Once the Public hearing was closed, Vice Chairman Hugh Henry commented that the community’s experience with short-term tourist rentals has been very good – an asset in a neighborhood, particularly since strict rules govern the issuance of a permit. Tourist rentals must be well maintained or guests won’t rent them. A long-term renter is a much greater risk, since a property owner can rent his property to anyone he chooses, and neighbors have no recourse. Management companies do generally perform background checks, and a written set of guidelines in the property management plan assure that guests know what the rules are.
Given the growing experience with the issuance of short-term tourist rental CUPs and the concerns of neighbors, Vice Chairman Henry asked the applicant if he would agree to two additional conditions: A prohibition against the use of ATVs on the property or roads around it, and a prohibition on discharging firearms. The applicant agreed. The commission then voted unanimously to recommend approval. The request will now go to the Board of Supervisors for approval.

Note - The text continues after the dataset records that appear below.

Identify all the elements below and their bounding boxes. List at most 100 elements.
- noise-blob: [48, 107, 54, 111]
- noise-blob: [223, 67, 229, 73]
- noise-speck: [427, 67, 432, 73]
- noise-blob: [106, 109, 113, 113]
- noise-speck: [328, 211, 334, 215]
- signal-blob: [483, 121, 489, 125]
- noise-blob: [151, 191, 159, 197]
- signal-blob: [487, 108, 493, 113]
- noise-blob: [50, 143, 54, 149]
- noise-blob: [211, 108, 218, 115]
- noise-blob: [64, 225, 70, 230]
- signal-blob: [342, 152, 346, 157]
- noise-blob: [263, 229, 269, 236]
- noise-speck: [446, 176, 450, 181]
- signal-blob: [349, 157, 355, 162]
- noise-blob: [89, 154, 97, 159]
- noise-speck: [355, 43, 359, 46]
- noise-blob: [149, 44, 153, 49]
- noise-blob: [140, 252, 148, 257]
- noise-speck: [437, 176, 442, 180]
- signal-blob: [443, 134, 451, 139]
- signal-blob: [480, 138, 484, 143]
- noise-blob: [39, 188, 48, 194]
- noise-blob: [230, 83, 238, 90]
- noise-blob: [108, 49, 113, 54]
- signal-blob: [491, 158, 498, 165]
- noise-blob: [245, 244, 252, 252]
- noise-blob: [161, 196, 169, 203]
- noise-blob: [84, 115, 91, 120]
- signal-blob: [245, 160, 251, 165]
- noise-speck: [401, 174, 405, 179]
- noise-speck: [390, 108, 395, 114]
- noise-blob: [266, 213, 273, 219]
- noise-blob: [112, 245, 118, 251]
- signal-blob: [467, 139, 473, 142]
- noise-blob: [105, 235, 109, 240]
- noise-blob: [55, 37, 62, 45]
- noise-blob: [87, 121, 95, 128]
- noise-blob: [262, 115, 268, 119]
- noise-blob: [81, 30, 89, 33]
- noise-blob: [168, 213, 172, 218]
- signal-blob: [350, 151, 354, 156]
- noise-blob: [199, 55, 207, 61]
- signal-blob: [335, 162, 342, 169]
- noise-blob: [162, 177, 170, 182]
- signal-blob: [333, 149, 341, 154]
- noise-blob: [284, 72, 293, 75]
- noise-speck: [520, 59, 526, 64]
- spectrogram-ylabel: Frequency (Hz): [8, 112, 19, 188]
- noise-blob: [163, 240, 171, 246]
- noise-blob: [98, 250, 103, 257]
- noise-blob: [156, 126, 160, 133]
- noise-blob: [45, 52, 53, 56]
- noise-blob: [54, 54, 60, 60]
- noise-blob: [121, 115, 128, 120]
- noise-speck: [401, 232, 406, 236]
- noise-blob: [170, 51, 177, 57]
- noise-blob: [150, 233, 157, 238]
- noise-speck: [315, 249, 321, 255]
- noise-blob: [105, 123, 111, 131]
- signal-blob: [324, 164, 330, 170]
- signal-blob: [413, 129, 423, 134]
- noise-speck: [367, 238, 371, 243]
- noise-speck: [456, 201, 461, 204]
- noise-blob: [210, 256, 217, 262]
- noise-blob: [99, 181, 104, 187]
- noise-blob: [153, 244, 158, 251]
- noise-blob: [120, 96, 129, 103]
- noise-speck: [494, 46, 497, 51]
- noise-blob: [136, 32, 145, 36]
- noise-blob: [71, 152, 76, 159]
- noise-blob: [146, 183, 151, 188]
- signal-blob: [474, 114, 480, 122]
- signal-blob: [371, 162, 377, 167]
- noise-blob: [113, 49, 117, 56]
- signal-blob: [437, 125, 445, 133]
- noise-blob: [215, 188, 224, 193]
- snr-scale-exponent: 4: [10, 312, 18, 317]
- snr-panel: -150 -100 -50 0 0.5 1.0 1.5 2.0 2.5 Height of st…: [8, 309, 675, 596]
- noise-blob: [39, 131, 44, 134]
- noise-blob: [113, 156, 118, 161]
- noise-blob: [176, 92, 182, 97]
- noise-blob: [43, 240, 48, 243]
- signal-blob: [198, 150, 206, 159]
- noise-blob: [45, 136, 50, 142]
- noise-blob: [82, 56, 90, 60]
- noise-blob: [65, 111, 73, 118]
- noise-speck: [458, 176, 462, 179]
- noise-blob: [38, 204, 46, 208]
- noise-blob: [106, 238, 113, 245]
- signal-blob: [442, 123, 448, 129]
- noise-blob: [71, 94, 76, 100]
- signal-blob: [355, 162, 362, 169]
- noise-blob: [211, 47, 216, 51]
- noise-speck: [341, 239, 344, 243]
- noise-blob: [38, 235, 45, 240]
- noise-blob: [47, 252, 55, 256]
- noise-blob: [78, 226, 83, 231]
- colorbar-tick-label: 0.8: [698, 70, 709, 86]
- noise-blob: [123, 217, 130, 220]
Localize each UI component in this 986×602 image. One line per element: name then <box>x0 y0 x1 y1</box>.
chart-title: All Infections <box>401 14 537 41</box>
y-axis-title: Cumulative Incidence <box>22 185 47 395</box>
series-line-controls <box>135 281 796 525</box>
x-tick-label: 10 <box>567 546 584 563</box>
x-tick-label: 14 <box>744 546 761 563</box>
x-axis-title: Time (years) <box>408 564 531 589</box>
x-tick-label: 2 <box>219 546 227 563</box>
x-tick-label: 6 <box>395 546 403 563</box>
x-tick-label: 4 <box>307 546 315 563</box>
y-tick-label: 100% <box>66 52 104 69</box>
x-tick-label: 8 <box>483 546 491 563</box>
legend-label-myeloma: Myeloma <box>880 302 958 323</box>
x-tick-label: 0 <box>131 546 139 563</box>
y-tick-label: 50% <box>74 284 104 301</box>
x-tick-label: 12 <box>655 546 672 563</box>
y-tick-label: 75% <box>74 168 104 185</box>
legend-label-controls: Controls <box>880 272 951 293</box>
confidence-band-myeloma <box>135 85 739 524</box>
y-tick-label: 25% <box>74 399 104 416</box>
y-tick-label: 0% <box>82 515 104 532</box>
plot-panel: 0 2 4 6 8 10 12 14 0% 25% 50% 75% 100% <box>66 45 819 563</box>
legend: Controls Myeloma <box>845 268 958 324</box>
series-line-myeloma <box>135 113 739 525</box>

The commission faces a steep climb at its November meeting with 10 CUP requests for a variety of uses, including short-term tourist rentals, a cluster housing development, an Outdoor Recreation Operation, two Rural Events Facilities, a gunsmithing service, and a campground, as well as two proposed Text Amendment changes to the Warren County Code Chapter 180. Commissioners approved authorizations to advertise all these requests.
Planning Director Joe Petty told the commission that the Comprehensive Plan review work sessions will resume in January, and he thanked the commissioners for their time and work so far on the new plan. Meantime, the Planning Department will be meeting with the contracting firm that is helping with the rewrite to prepare for the next steps.
Chairman Myers then adjourned the meeting.